While PGD is a relatively new procedure in IVF, the micromanipulation or biopsy techniques required to perform the procedure have been in use for many years. The risk of accidental damage to an embryo during removal of the cell(s) is very low -- 0.6%. Procedures such as intra-cytoplasmic sperm injection (ICSI), fragment removal and assisted hatching are all performed by making openings in the covering of the egg and none have been found to have other than mostly positive effects on embryo development and implantation.

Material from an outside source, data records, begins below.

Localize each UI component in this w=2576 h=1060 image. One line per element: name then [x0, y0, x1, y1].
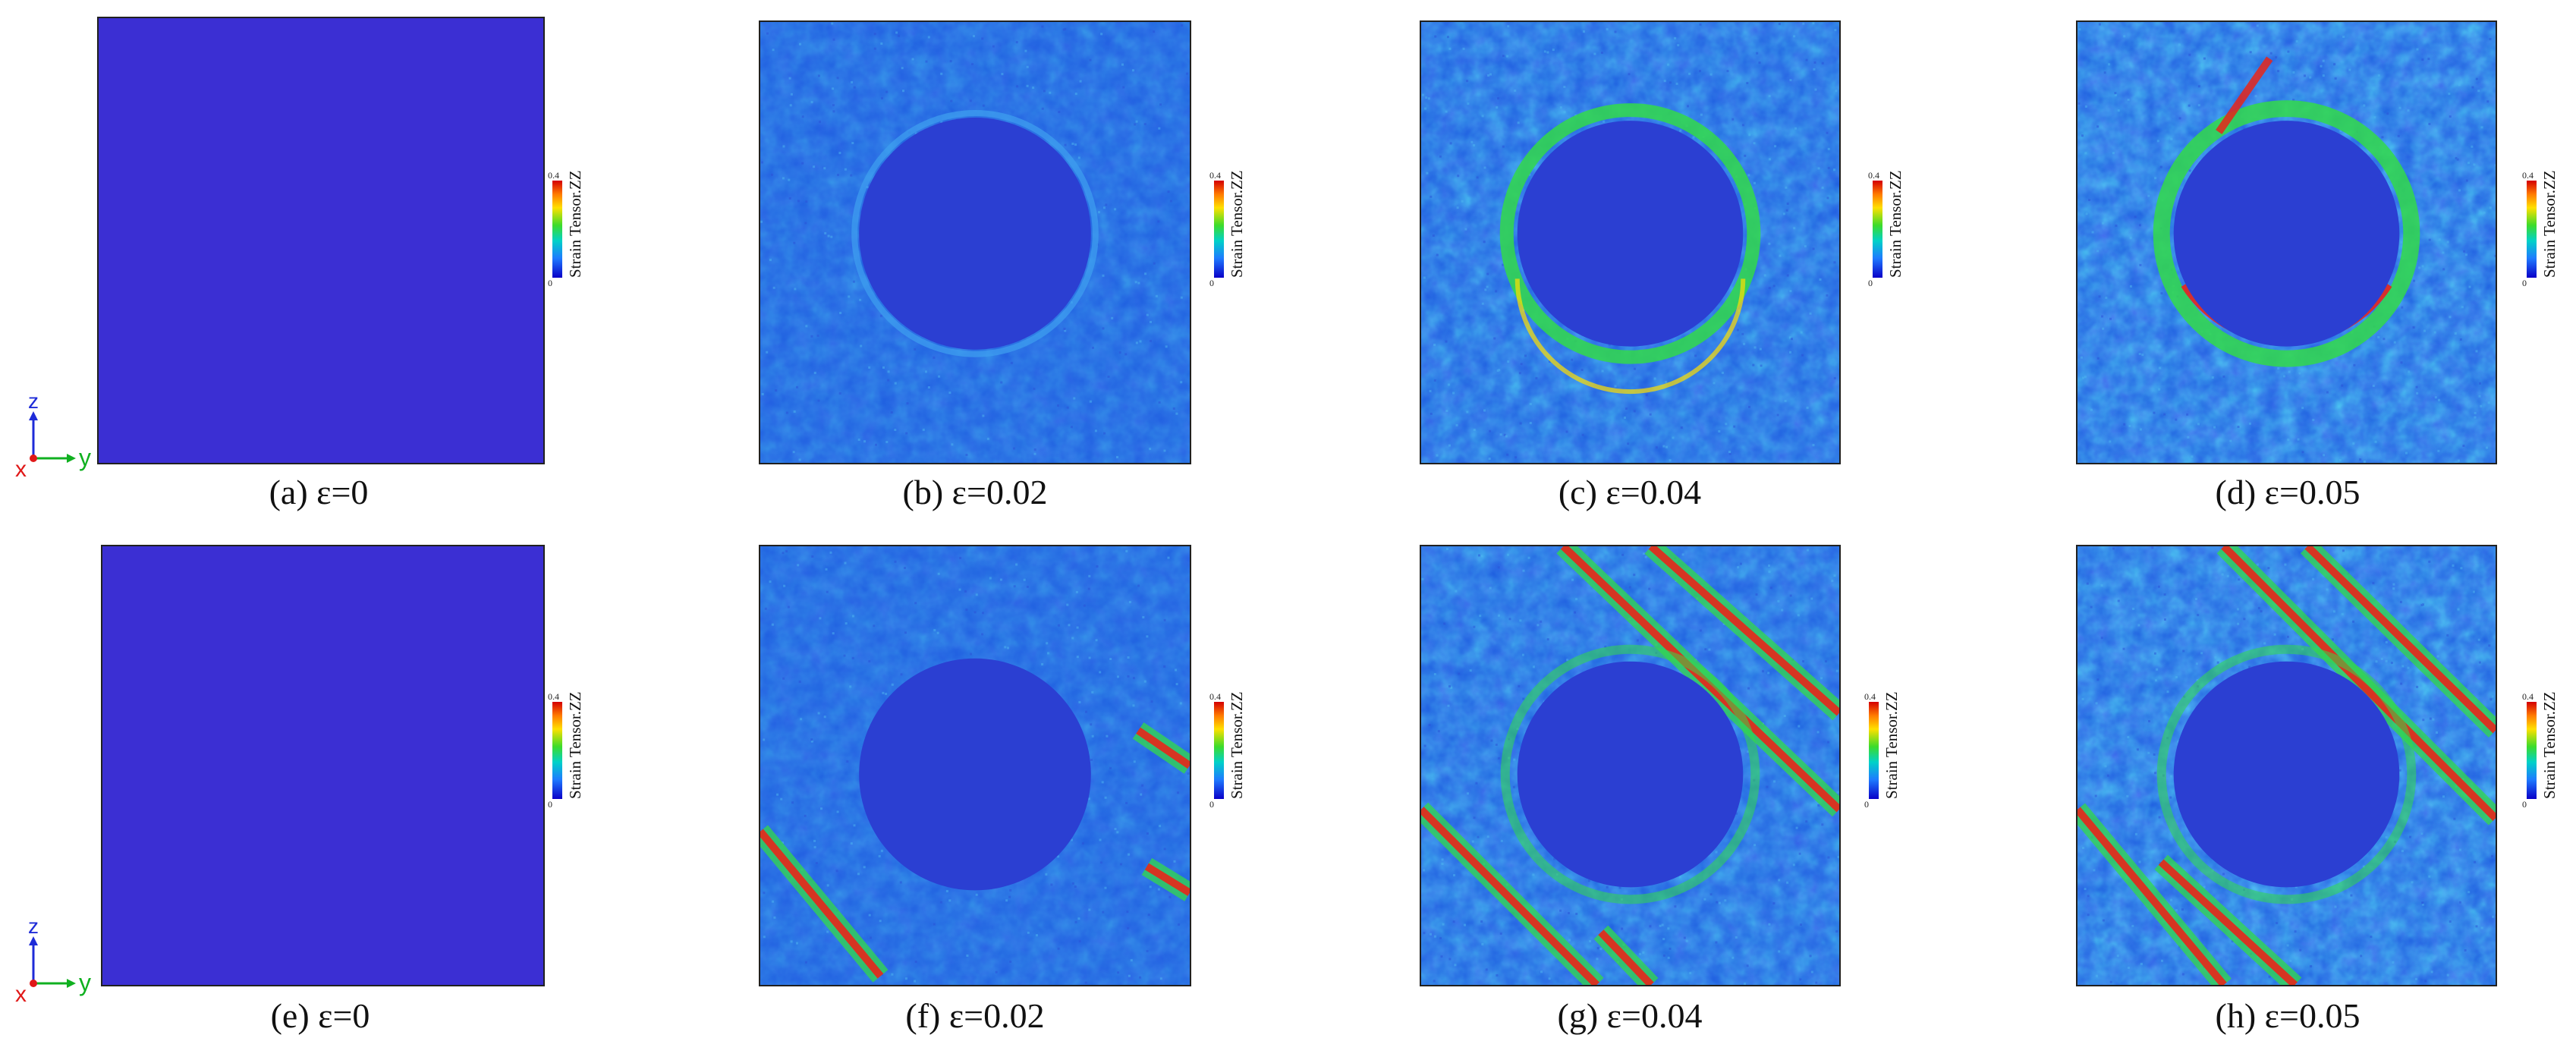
colorbar-max-label: 0.4 — [2522, 170, 2534, 181]
colorbar-max-label: 0.4 — [1209, 170, 1221, 181]
strain-map-d — [2076, 20, 2497, 464]
colorbar-max-label: 0.4 — [1868, 170, 1879, 181]
colorbar-max-label: 0.4 — [1864, 691, 1876, 702]
colorbar-max-label: 0.4 — [2522, 691, 2534, 702]
y-label: y — [79, 969, 91, 996]
z-arrowhead — [29, 936, 38, 945]
colorbar-max-label: 0.4 — [548, 691, 559, 702]
strain-field-graphic — [1421, 22, 1839, 463]
colorbar-title: Strain Tensor.ZZ — [1228, 170, 1246, 278]
colorbar-gradient — [552, 181, 562, 278]
caption-e: (e) ε=0 — [270, 996, 370, 1035]
strain-map-b — [759, 20, 1191, 464]
axes-triad-bottom: z y x — [15, 914, 99, 1007]
caption-f: (f) ε=0.02 — [905, 996, 1045, 1035]
axes-triad-top: z y x — [15, 389, 99, 482]
colorbar-title: Strain Tensor.ZZ — [2540, 170, 2559, 278]
colorbar-title: Strain Tensor.ZZ — [1886, 170, 1904, 278]
colorbar-title: Strain Tensor.ZZ — [566, 691, 584, 799]
colorbar-title: Strain Tensor.ZZ — [2540, 691, 2559, 799]
strain-map-h — [2076, 545, 2497, 986]
colorbar-max-label: 0.4 — [548, 170, 559, 181]
strain-map-f — [759, 545, 1191, 986]
strain-map-e — [101, 545, 545, 986]
strain-field-graphic — [760, 546, 1190, 985]
x-label: x — [15, 982, 27, 1007]
colorbar-gradient — [1214, 702, 1224, 799]
colorbar-gradient — [552, 702, 562, 799]
strain-map-a — [97, 17, 545, 464]
strain-field-graphic — [1421, 546, 1839, 985]
colorbar-max-label: 0.4 — [1209, 691, 1221, 702]
colorbar-title: Strain Tensor.ZZ — [1882, 691, 1901, 799]
strain-field-graphic — [2077, 22, 2496, 463]
caption-c: (c) ε=0.04 — [1558, 473, 1702, 511]
colorbar-title: Strain Tensor.ZZ — [566, 170, 584, 278]
colorbar-min-label: 0 — [2522, 799, 2527, 810]
colorbar-min-label: 0 — [548, 799, 552, 810]
strain-field-graphic — [2077, 546, 2496, 985]
colorbar-min-label: 0 — [548, 278, 552, 288]
y-label: y — [79, 444, 91, 471]
caption-a: (a) ε=0 — [269, 473, 369, 511]
colorbar-min-label: 0 — [1868, 278, 1873, 288]
axes-triad-icon: z y x — [15, 914, 91, 1007]
caption-h: (h) ε=0.05 — [2215, 996, 2361, 1035]
x-label: x — [15, 457, 27, 482]
strain-field-graphic — [102, 546, 543, 985]
strain-map-c — [1420, 20, 1841, 464]
y-arrowhead — [67, 454, 76, 463]
strain-field-graphic — [99, 18, 543, 463]
colorbar-gradient — [2527, 181, 2537, 278]
caption-d: (d) ε=0.05 — [2215, 473, 2361, 511]
colorbar-title: Strain Tensor.ZZ — [1228, 691, 1246, 799]
caption-g: (g) ε=0.04 — [1557, 996, 1703, 1035]
x-axis-dot — [30, 455, 37, 462]
colorbar-gradient — [1869, 702, 1879, 799]
axes-triad-icon: z y x — [15, 389, 91, 482]
strain-field-graphic — [760, 22, 1190, 463]
colorbar-min-label: 0 — [1864, 799, 1869, 810]
colorbar-min-label: 0 — [1209, 799, 1214, 810]
colorbar-gradient — [1873, 181, 1882, 278]
colorbar-min-label: 0 — [1209, 278, 1214, 288]
z-arrowhead — [29, 411, 38, 420]
colorbar-gradient — [1214, 181, 1224, 278]
strain-map-g — [1420, 545, 1841, 986]
z-label: z — [28, 914, 39, 938]
z-label: z — [28, 389, 39, 413]
x-axis-dot — [30, 980, 37, 987]
caption-b: (b) ε=0.02 — [902, 473, 1048, 511]
colorbar-min-label: 0 — [2522, 278, 2527, 288]
y-arrowhead — [67, 979, 76, 988]
colorbar-gradient — [2527, 702, 2537, 799]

REMOVAL OF CELLS FROM THE EMBRYO
No part of the future fetus will be lacking because one or two cells are removed from the embryo approximately two days after fertilization. All the cells of the embryo remain totipotent until about the fourth day. Totipotent means having “all potential”. These cells have not differentiated yet meaning that each cell by itself can grow into a whole and perfect fetus. The procedure merely delays continued cell division for a few hours, after which the embryo reaches the same number of cells as before and continues its normal development. Normal development has been seen many times in humans and other mammals after cell loss due to embryo freezing. One or more cells may fail to survive thawing, yet the embryos from such develop into normal offspring. An unanswered question is whether biopsied embryos implant less than untouched ones. Data regarding such is incomplete. Embryo biopsy may lower implantation rates slightly while selection of chromosomally normal embryos via PGD may increase it. The balance between potential biopsy damage and beneficial effects of PGD seems to be positive.


MISDIAGNOSIS
The accuracy of PGD for aneuploidy is approximately 90%. This means that the error rate is 10%. Within this chance of misdiagnosis, there is a false negative rate, a false positive rate, the chance for no result and the chance for mosaicism. A mosaicism is defined as the embryo having cells with different chromosome make-up. Typically, all cells of the embryo have the same chromosomal make-up as they originate from the same fertilized egg. However, it is possible for cells of the same embryo to have differing numbers of chromosomes. If we analyze a cell that has normal chromosomal content, but another cell has an extra chromosome, we erroneously diagnosed that embryo as being chromosomally normal. Due to the chance of misdiagnosis as well as the presence of anueploidy for which we do not test, we recommend prenatal testing as stated earlier.

 
CASES PERFORMED TO DATE

The preimplantation genetic diagnosis team of Reprogenetics has been involved in 5500 cases of PGD for aneuploidy up to February, 2006. These procedures were performed from samples sent to Reprogenetics from over 150 in vitro fertilization clinics in the US.


 
COST OF THE PROCEDURE

Please inquire at your Fertility Center as to the current fees for PGD. The PGD fees are in addition to the cost of in-vitro fertilization (IVF) and embryo transfer. The PGD fees include the cost of the DNA probes, FISH analysis and the biopsy procedure. Insurance companies seldom cover the cost of PGD.
Patients may have their fee waived if they enroll in one of the ongoing randomized trials (see studies), but only 50% of those patients will have PGD performed, while the others will be controls.

 
PERFORMANCE OF THE PGD PROCEDURE

Dr. Santiago Munné, PGD Program Director, and Dr. Jacques Cohen, Scientific Director, have been involved in PGD since the start of the technique. Their work on PGD for aneuploidy has been published in >150 scientific articles, a partial list of which is provided (see publications). They have obtained multiple awards for their research, including the Prize Paper of the Society for Assisted Reproductive Technology in the 1994,  1995, 1998, and 2005 annual Meetings, the General Program Prize at the American Society for Reproductive Medicine (ASRM) in 1996. Samples for PGD are processed in our Laboratories in NJ and CA.  

 
PGD FOLLOW-UP PROGRAM

All patients who achieve pregnancy after IVF with PGD are asked to participate in our follow-up program. Information regarding pregnancy, pregnancy outcome and child development will be gathered.